Is that Davis' preferred position or just a politically expedient one? I have no idea. But as she told The Dallas Morning News, the 20-week ban, even with its current restrictions, "was the least objectionable" part of the abortion package.
Much more concerning for abortion-rights supporters were measures that require abortion clinics to meet expensive new zoning specifications and all abortion providers to have admitting privileges to a nearby hospital. The former provision is projected to close all but five of the 42 abortion clinics in the state, while the latter effectively freezes traveling abortion providers from working in the state, or gives hospitals effective veto power over a legal procedure.
Those provisions rise to the threshold at which you might stage an 11-hour, on-topic, standing filibuster. A 20-week ban? Probably not.

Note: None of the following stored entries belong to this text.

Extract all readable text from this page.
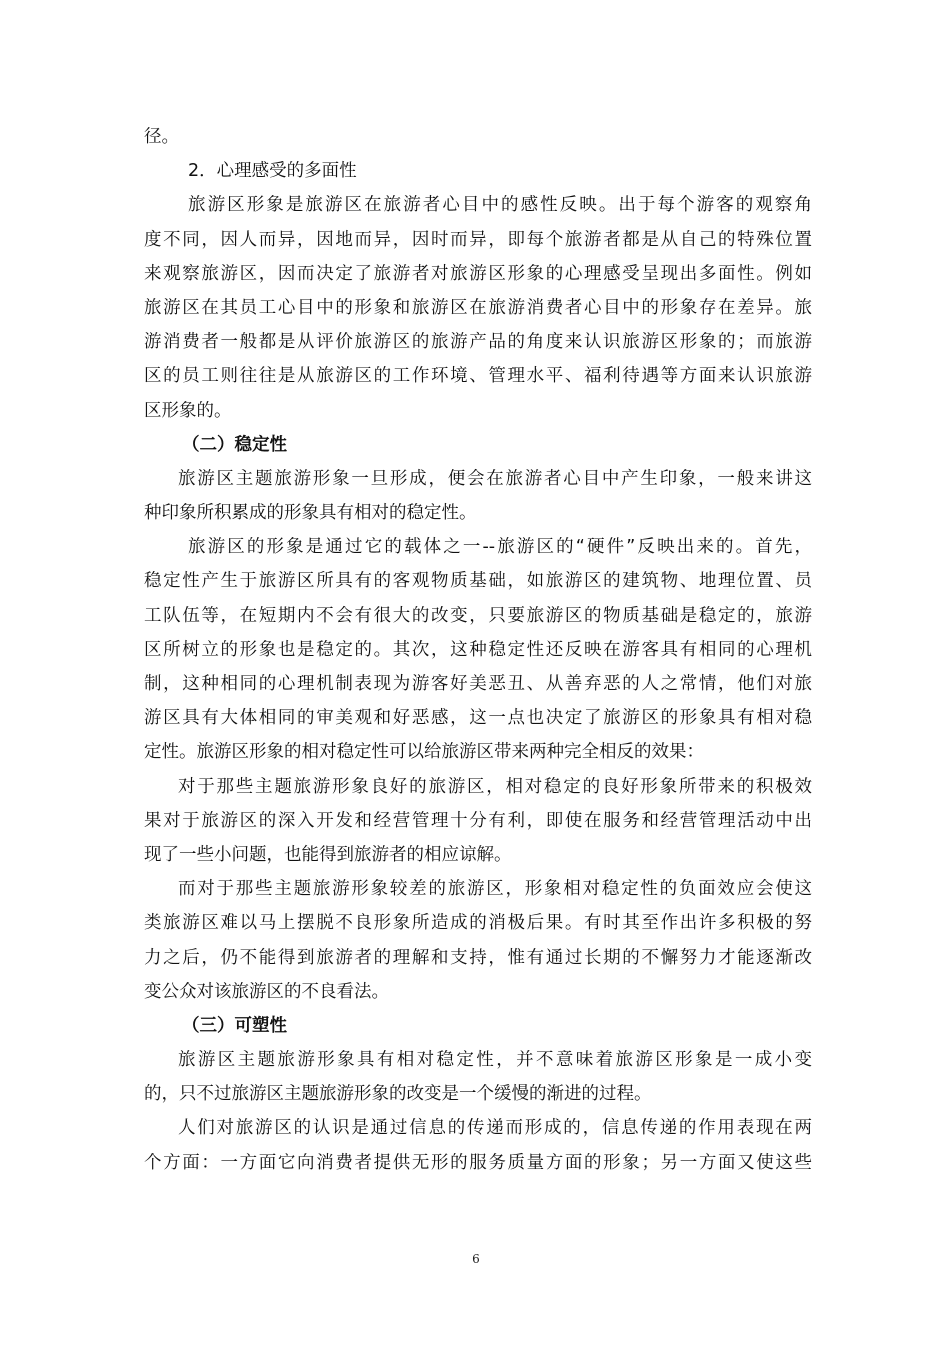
径。
2．心理感受的多面性
旅游区形象是旅游区在旅游者心目中的感性反映。出于每个游客的观察角
度不同，因人而异，因地而异，因时而异，即每个旅游者都是从自己的特殊位置
来观察旅游区，因而决定了旅游者对旅游区形象的心理感受呈现出多面性。例如
旅游区在其员工心目中的形象和旅游区在旅游消费者心目中的形象存在差异。旅
游消费者一般都是从评价旅游区的旅游产品的角度来认识旅游区形象的；而旅游
区的员工则往往是从旅游区的工作环境、管理水平、福利待遇等方面来认识旅游
区形象的。
（二）稳定性
旅游区主题旅游形象一旦形成，便会在旅游者心目中产生印象，一般来讲这
种印象所积累成的形象具有相对的稳定性。
旅游区的形象是通过它的载体之一--旅游区的“硬件”反映出来的。首先，
稳定性产生于旅游区所具有的客观物质基础，如旅游区的建筑物、地理位置、员
工队伍等，在短期内不会有很大的改变，只要旅游区的物质基础是稳定的，旅游
区所树立的形象也是稳定的。其次，这种稳定性还反映在游客具有相同的心理机
制，这种相同的心理机制表现为游客好美恶丑、从善弃恶的人之常情，他们对旅
游区具有大体相同的审美观和好恶感，这一点也决定了旅游区的形象具有相对稳
定性。旅游区形象的相对稳定性可以给旅游区带来两种完全相反的效果：
对于那些主题旅游形象良好的旅游区，相对稳定的良好形象所带来的积极效
果对于旅游区的深入开发和经营管理十分有利，即使在服务和经营管理活动中出
现了一些小问题，也能得到旅游者的相应谅解。
而对于那些主题旅游形象较差的旅游区，形象相对稳定性的负面效应会使这
类旅游区难以马上摆脱不良形象所造成的消极后果。有时其至作出许多积极的努
力之后，仍不能得到旅游者的理解和支持，惟有通过长期的不懈努力才能逐渐改
变公众对该旅游区的不良看法。
（三）可塑性
旅游区主题旅游形象具有相对稳定性，并不意味着旅游区形象是一成小变
的，只不过旅游区主题旅游形象的改变是一个缓慢的渐进的过程。
人们对旅游区的认识是通过信息的传递而形成的，信息传递的作用表现在两
个方面：一方面它向消费者提供无形的服务质量方面的形象；另一方面又使这些
6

In any case, it wasn't even really the abortion issue that got Democrats excited — it was the filibuster. Texas Democrats haven't had much to be excited about for almost two decades. The last Democratic (and female) governor, Ann Richards, lost to George W. Bush in 1994. No Democrat has held statewide office in more than a decade. Aside from the Castro brothers from San Antonio — Mayor Julian and U.S. Rep. Joaquin — there are no other bona fide Democratic stars in the state.
What Wendy Davis did that not even the Castro twins can is stop the indomitable Texas Republicans, if only for a few weeks. And she did it by herself, in a grueling test of mental and physical endurance. She may turn out to be a dud of a candidate, or she may be the Lone Star State's next governor, but let's not pretend that she filibustered to preserve a four-week window for late-term abortions.
Besides, the focus on Davis' abortion comments obscured the more interesting news that Davis is open to decriminalizing small amounts of marijuana and, if the voters approve, allowing medical marijuana. "I don't know where the state is on that, as a population," she said. "Certainly as governor I think it's important to be deferential to whether the state of Texas feels that it's ready for that."